Cliff suffers from the sense of entitlement that comes from being an artist surrounded by people who aren't creatively inclined. He has the restlessness of a twenty-something but is trapped in a world of settlement and expectations. Instead of doing the noble thing after falling for Halley, he tries to kick-start an affair, which starts him on down a path of ignobility; his behavior becomes more bold and erratic (his cut of Lester's documentary is mean and hilarious), and he forgets that the reason he's never made anything of himself is because he has neither the spine nor the tools--unlike the people he looks down on.
Crimes and Misdemeanors shows us how inherently interesting people can be. Allen gets great mileage out of letting terrific actors (Alan Alda as a scumbag, who knew?) play real characters, without too many off-putting flourishes--though towards the end, Cliff's Allen-esque one-liners and asides got to be a bit much. If his characters can be this compelling just going to work and lying their way through cocktail parties, imagine what they could do dodging giant robots or conquering deep space!

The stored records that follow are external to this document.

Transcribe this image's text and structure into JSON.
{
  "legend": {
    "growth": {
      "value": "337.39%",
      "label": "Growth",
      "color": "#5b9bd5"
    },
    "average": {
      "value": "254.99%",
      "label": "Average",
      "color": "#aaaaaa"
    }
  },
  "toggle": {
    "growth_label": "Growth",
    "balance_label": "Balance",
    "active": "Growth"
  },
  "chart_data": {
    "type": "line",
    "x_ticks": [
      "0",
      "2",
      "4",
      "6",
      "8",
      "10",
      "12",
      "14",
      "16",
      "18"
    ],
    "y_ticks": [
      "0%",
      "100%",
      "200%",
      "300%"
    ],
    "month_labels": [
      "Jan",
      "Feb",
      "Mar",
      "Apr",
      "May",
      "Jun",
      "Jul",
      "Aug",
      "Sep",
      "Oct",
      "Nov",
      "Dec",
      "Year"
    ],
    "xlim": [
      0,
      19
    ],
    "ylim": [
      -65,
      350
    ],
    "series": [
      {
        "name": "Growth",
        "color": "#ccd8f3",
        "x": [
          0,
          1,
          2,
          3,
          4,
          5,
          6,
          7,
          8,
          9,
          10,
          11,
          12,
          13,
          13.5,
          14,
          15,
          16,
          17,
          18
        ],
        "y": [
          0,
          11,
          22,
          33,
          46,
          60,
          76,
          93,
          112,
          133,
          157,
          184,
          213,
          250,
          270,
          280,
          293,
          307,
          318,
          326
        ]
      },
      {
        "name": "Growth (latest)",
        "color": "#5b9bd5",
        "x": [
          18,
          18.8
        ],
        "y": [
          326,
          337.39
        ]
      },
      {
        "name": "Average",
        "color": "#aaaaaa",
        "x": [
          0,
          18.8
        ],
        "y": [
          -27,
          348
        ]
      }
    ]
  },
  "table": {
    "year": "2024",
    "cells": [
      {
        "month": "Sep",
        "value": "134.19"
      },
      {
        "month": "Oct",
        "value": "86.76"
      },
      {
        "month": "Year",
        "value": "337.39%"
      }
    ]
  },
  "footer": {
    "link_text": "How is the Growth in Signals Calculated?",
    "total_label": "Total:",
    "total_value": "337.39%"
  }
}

I know, it's silly to suggest that Woody Allen do punch-up on Transformers 3, but everyone's biggest complaint about dumb, summer blockbusters is that they're, well, dumb. Wouldn't it be nice to see characters you actually give a shit about, who act like people you know, having to face not just existential crises but giant, metal ones? I, for one, think it would be great to see a well-respected actor pop up in a franchise picture and think, "Wow, Frances McDormand really brought something to this role", instead of, "I didn't realize there was an expiration date on Fargo residuals".
I know, it's a lot to ask. Besides, box office figures suggest that the average moviegoer prefers to have nothing to do with reality while being entertained. I don't know when that happened, but it seems like someone, somewhere, got away with something big.